The original Pichichi was Rafael Moreno Aranzadi, a prolific goalscorer who played for Athletic Bilbao around 90 years ago. There was no league then as we know it, but he was part of the team which won the cup three times in a row from 1914 to 1916. Born in 1892, he sadly died of typhoid at the age of 30. There is a statue in his honour at the club, and teams who are playing at San Mamés stadium for the first time traditionally make an offering to Pichichi's monument.
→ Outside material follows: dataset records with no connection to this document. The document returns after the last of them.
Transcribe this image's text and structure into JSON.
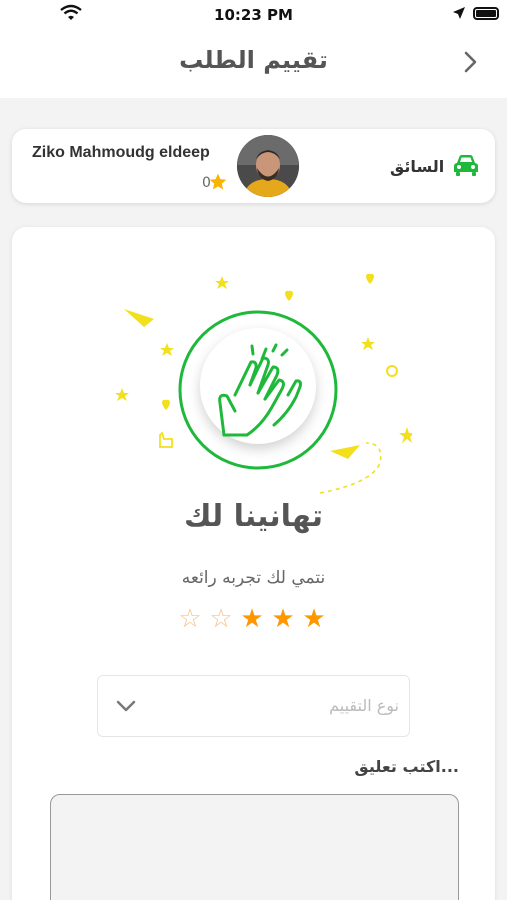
{
  "status_bar": {
    "time": "10:23 PM"
  },
  "nav": {
    "title": "تقييم الطلب"
  },
  "driver": {
    "name": "Ziko Mahmoudg eldeep",
    "rating": "0",
    "role_label": "السائق"
  },
  "main": {
    "congrats": "تهانينا لك",
    "subtitle": "نتمي لك تجربه رائعه",
    "rating_value": 3,
    "rating_max": 5,
    "rating_type_placeholder": "نوع التقييم",
    "comment_label": "اكتب تعليق..."
  },
  "colors": {
    "green": "#1eb83a",
    "yellow": "#f2e01c",
    "star_on": "#ff9800",
    "star_off": "#f7c08a"
  },
  "icons": {
    "back": "chevron-right-icon",
    "car": "car-icon",
    "clap": "clapping-hands-icon",
    "dropdown": "chevron-down-icon"
  }
}
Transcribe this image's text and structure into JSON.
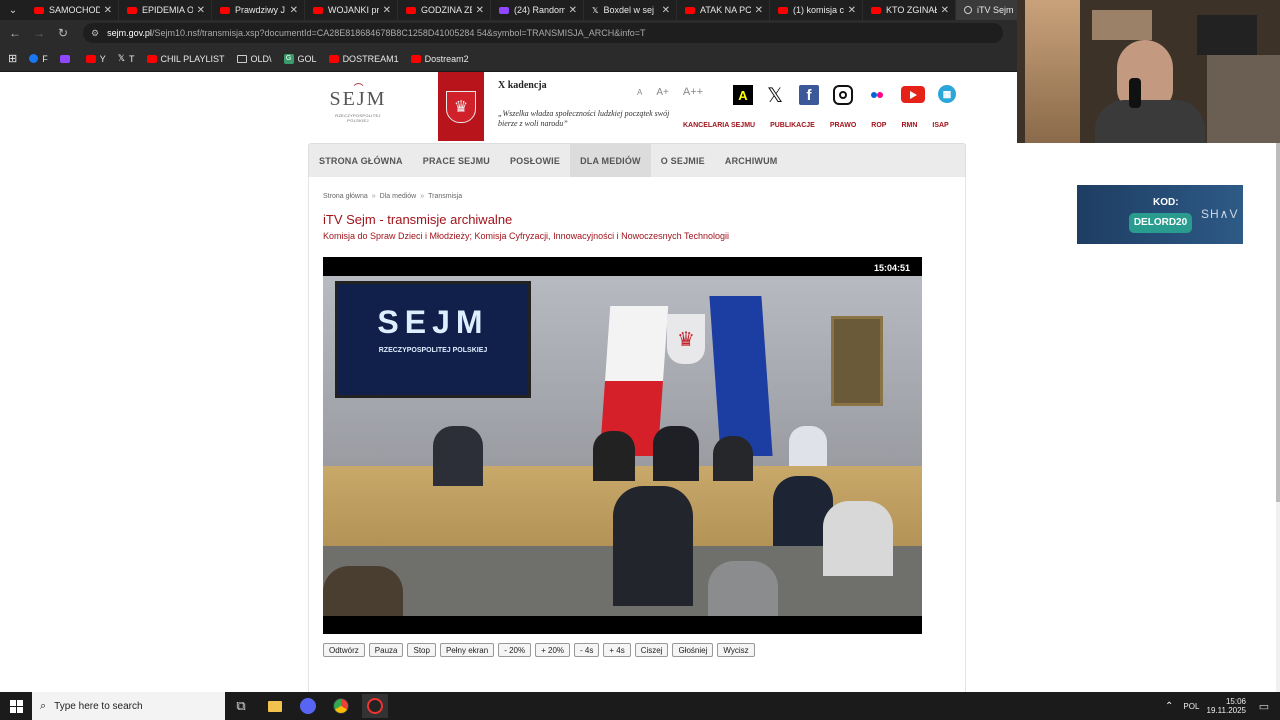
{
  "browser": {
    "tabs": [
      {
        "label": "SAMOCHOD",
        "icon": "youtube-icon"
      },
      {
        "label": "EPIDEMIA O",
        "icon": "youtube-icon"
      },
      {
        "label": "Prawdziwy J",
        "icon": "youtube-icon"
      },
      {
        "label": "WOJANKI pr",
        "icon": "youtube-icon"
      },
      {
        "label": "GODZINA ZE",
        "icon": "youtube-icon"
      },
      {
        "label": "(24) Random",
        "icon": "twitch-icon"
      },
      {
        "label": "Boxdel w sej",
        "icon": "x-icon"
      },
      {
        "label": "ATAK NA PC",
        "icon": "youtube-icon"
      },
      {
        "label": "(1) komisja c",
        "icon": "youtube-icon"
      },
      {
        "label": "KTO ZGINAŁ",
        "icon": "youtube-icon"
      },
      {
        "label": "iTV Sejm",
        "icon": "itv-icon"
      }
    ],
    "tab_close": "✕",
    "url_host": "sejm.gov.pl",
    "url_path": "/Sejm10.nsf/transmisja.xsp?documentId=CA28E818684678B8C1258D41005284 54&symbol=TRANSMISJA_ARCH&info=T",
    "bookmarks": [
      {
        "label": "F",
        "icon": "facebook-icon"
      },
      {
        "label": "",
        "icon": "twitch-icon"
      },
      {
        "label": "Y",
        "icon": "youtube-icon"
      },
      {
        "label": "T",
        "icon": "x-icon"
      },
      {
        "label": "CHIL PLAYLIST",
        "icon": "youtube-icon"
      },
      {
        "label": "OLD\\",
        "icon": "folder-icon"
      },
      {
        "label": "GOL",
        "icon": "gol-icon"
      },
      {
        "label": "DOSTREAM1",
        "icon": "youtube-icon"
      },
      {
        "label": "Dostream2",
        "icon": "youtube-icon"
      }
    ]
  },
  "site": {
    "logo_text": "SEJM",
    "logo_sub": "RZECZYPOSPOLITEJ POLSKIEJ",
    "kadencja": "X kadencja",
    "quote": "„Wszelka władza społeczności ludzkiej początek swój bierze z woli narodu”",
    "font_sizes": [
      "A",
      "A+",
      "A++"
    ],
    "contrast_label": "A",
    "top_links": [
      "KANCELARIA SEJMU",
      "PUBLIKACJE",
      "PRAWO",
      "ROP",
      "RMN",
      "ISAP"
    ],
    "nav": [
      "STRONA GŁÓWNA",
      "PRACE SEJMU",
      "POSŁOWIE",
      "DLA MEDIÓW",
      "O SEJMIE",
      "ARCHIWUM"
    ],
    "nav_selected": 3,
    "breadcrumbs": [
      "Strona główna",
      "Dla mediów",
      "Transmisja"
    ],
    "breadcrumb_sep": "»",
    "title": "iTV Sejm - transmisje archiwalne",
    "subtitle": "Komisja do Spraw Dzieci i Młodzieży; Komisja Cyfryzacji, Innowacyjności i Nowoczesnych Technologii",
    "video_time": "15:04:51",
    "screen_text": "SEJM",
    "screen_sub": "RZECZYPOSPOLITEJ POLSKIEJ",
    "controls": [
      "Odtwórz",
      "Pauza",
      "Stop",
      "Pełny ekran",
      "- 20%",
      "+ 20%",
      "- 4s",
      "+ 4s",
      "Ciszej",
      "Głośniej",
      "Wycisz"
    ]
  },
  "promo": {
    "label": "KOD:",
    "code": "DELORD20",
    "brand": "SH∧V"
  },
  "taskbar": {
    "search_placeholder": "Type here to search",
    "lang": "POL",
    "time": "15:06",
    "date": "19.11.2025"
  }
}
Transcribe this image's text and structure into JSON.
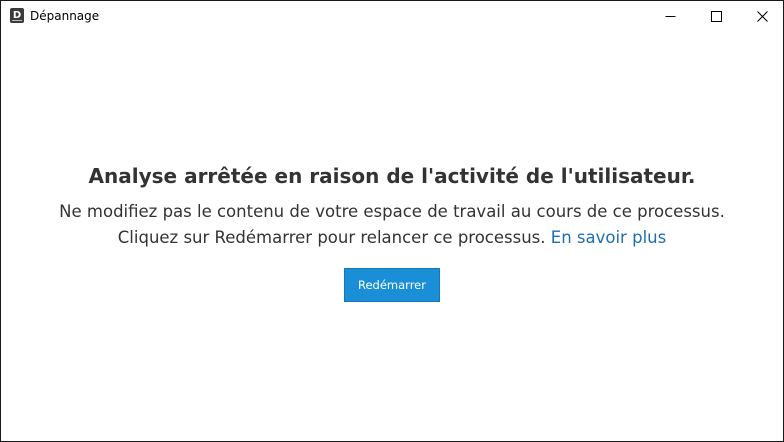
{
  "window": {
    "title": "Dépannage",
    "icon_letter": "D",
    "controls": {
      "minimize": "minimize-icon",
      "maximize": "maximize-icon",
      "close": "close-icon"
    }
  },
  "message": {
    "headline": "Analyse arrêtée en raison de l'activité de l'utilisateur.",
    "line1": "Ne modifiez pas le contenu de votre espace de travail au cours de ce processus.",
    "line2": "Cliquez sur Redémarrer pour relancer ce processus.",
    "link": "En savoir plus"
  },
  "actions": {
    "restart_label": "Redémarrer"
  },
  "colors": {
    "accent": "#1a8ed6",
    "link": "#1e6fb0",
    "text": "#333333"
  }
}
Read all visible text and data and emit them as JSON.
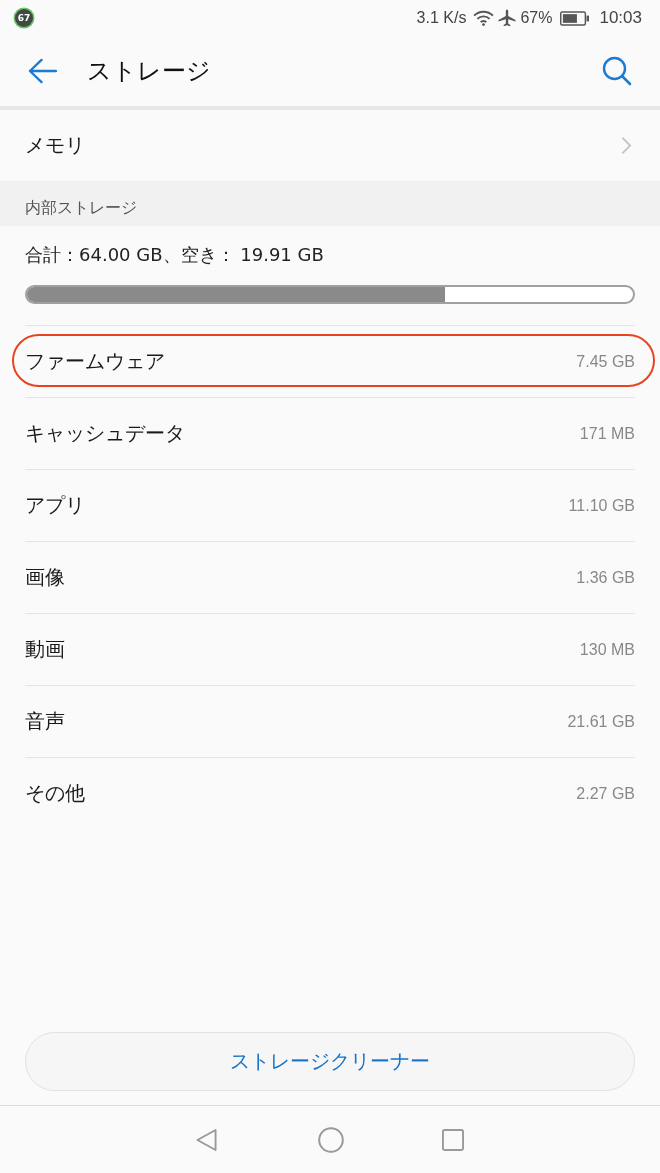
{
  "status_bar": {
    "notification_badge": "67",
    "network_speed": "3.1 K/s",
    "battery_percent": "67%",
    "time": "10:03"
  },
  "app_bar": {
    "title": "ストレージ"
  },
  "memory_row": {
    "label": "メモリ"
  },
  "internal_storage": {
    "header": "内部ストレージ",
    "summary": "合計：64.00 GB、空き： 19.91 GB",
    "usage": {
      "level": 0.69
    }
  },
  "categories": [
    {
      "label": "ファームウェア",
      "value": "7.45 GB",
      "highlighted": true
    },
    {
      "label": "キャッシュデータ",
      "value": "171 MB",
      "highlighted": false
    },
    {
      "label": "アプリ",
      "value": "11.10 GB",
      "highlighted": false
    },
    {
      "label": "画像",
      "value": "1.36 GB",
      "highlighted": false
    },
    {
      "label": "動画",
      "value": "130 MB",
      "highlighted": false
    },
    {
      "label": "音声",
      "value": "21.61 GB",
      "highlighted": false
    },
    {
      "label": "その他",
      "value": "2.27 GB",
      "highlighted": false
    }
  ],
  "cleaner_button": {
    "label": "ストレージクリーナー"
  }
}
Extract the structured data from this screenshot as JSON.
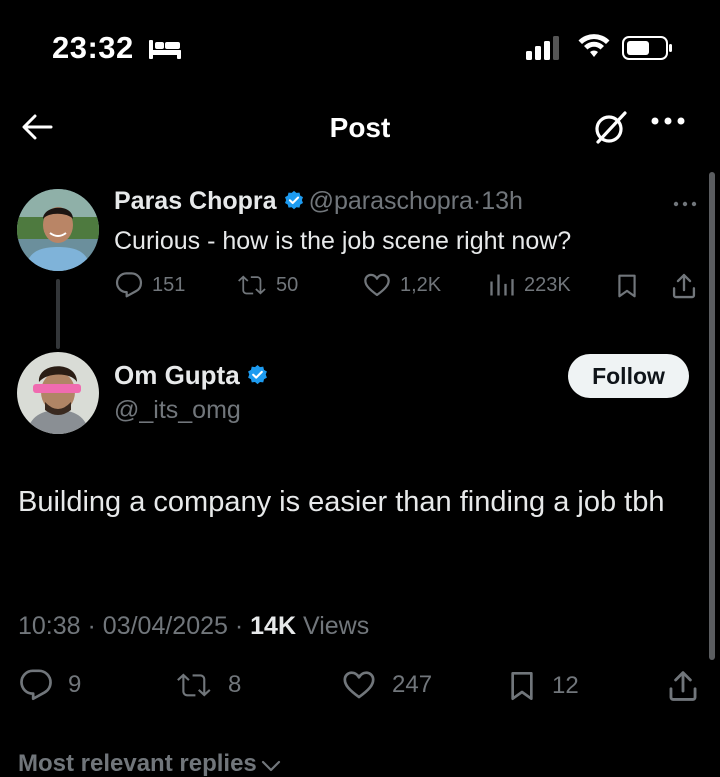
{
  "status_bar": {
    "time": "23:32",
    "icons": [
      "bed-icon",
      "signal-icon",
      "wifi-icon",
      "battery-icon"
    ]
  },
  "nav": {
    "title": "Post",
    "icons": [
      "back-arrow-icon",
      "grok-icon",
      "more-icon"
    ]
  },
  "parent_tweet": {
    "name": "Paras Chopra",
    "handle": "@paraschopra",
    "separator": "·",
    "time": "13h",
    "text": "Curious - how is the job scene right now?",
    "replies": "151",
    "reposts": "50",
    "likes": "1,2K",
    "views": "223K"
  },
  "reply": {
    "name": "Om Gupta",
    "handle": "@_its_omg",
    "follow_label": "Follow",
    "text": "Building a company is easier than finding a job tbh",
    "time": "10:38",
    "date": "03/04/2025",
    "views_count": "14K",
    "views_label": "Views",
    "replies": "9",
    "reposts": "8",
    "likes": "247",
    "bookmarks": "12"
  },
  "replies_sort_label": "Most relevant replies",
  "colors": {
    "background": "#000000",
    "text": "#e7e9ea",
    "muted": "#71767b",
    "verified": "#1d9bf0",
    "follow_bg": "#eff3f4"
  }
}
By coincidence, the all time "Pichichi" Zarra also played at Athletic Bilbao. He won the title six times, scoring a record 251 goals in the league, just ahead of Real Madrid's Hugo Sánchez (5 Pichichis, 234 goals) and Alfredo Di Stefano (5 Pichichis, 227 goals). Quini also won the trophy five times, twice at Sporting Gijón and three times at Barcelona. Real Madrid's Raúl is the only currently active player who has a chance of catching them. At the end of the 2005/6 season he had won the title twice and had 180 goals to his name, and having only just turned 29 he has many more years to rewrite the record book.
Ricardo Zamora Martínez was born in Barcelona on the first day of the twentieth century, and played as goalkeeper for Espanyol and FC Barcelona before making one of Spanish football's first controversial moves to Real Madrid in 1930. The record breaking fee was 130,000 Pesetas, around EUR780, somewhat less than the 60 million Euros Real Madrid paid Barcelona for Figo seventy years later. Zamora won two Spanish leagues and five Spanish cups, and was the first to win the best goalkeeper title which he eventually gave his name to when the league started in the 1928-9 season.
He went on to win it twice more after that, a feat only bettered in the past by Barcelona's Ramallets (5) and Deportivo's Acuña (4). Other keepers with three trophies include Blasco (Bilbao), Vicente Train (Real Madrid), Sadurní (Barcelona), Arconada (Real Sociedad) and Ablanedo (Sporting Gijón). Valencia's Cañizares could catch Ramallets though. He has four titles to date, the first back in 1993 when he was at Celta, and only missed out on number five on the last day of the 2005/6 season.
Both Pichichi and Zamora were in the first ever official Spanish side which played against Denmark in the Olympic games in Belgium in 1920. Pichichi played five times for his country, only getting his name on the scoresheet once before his tragic death. Zamora though went on to be a legend in his own lifetime, winning 45 international caps at a time when countries only played three or four games a year, letting in 42 goals during that time, less than one a game. "El Divino" as he was known went on to manage several clubs and was also in charge of the Spanish national side for a time.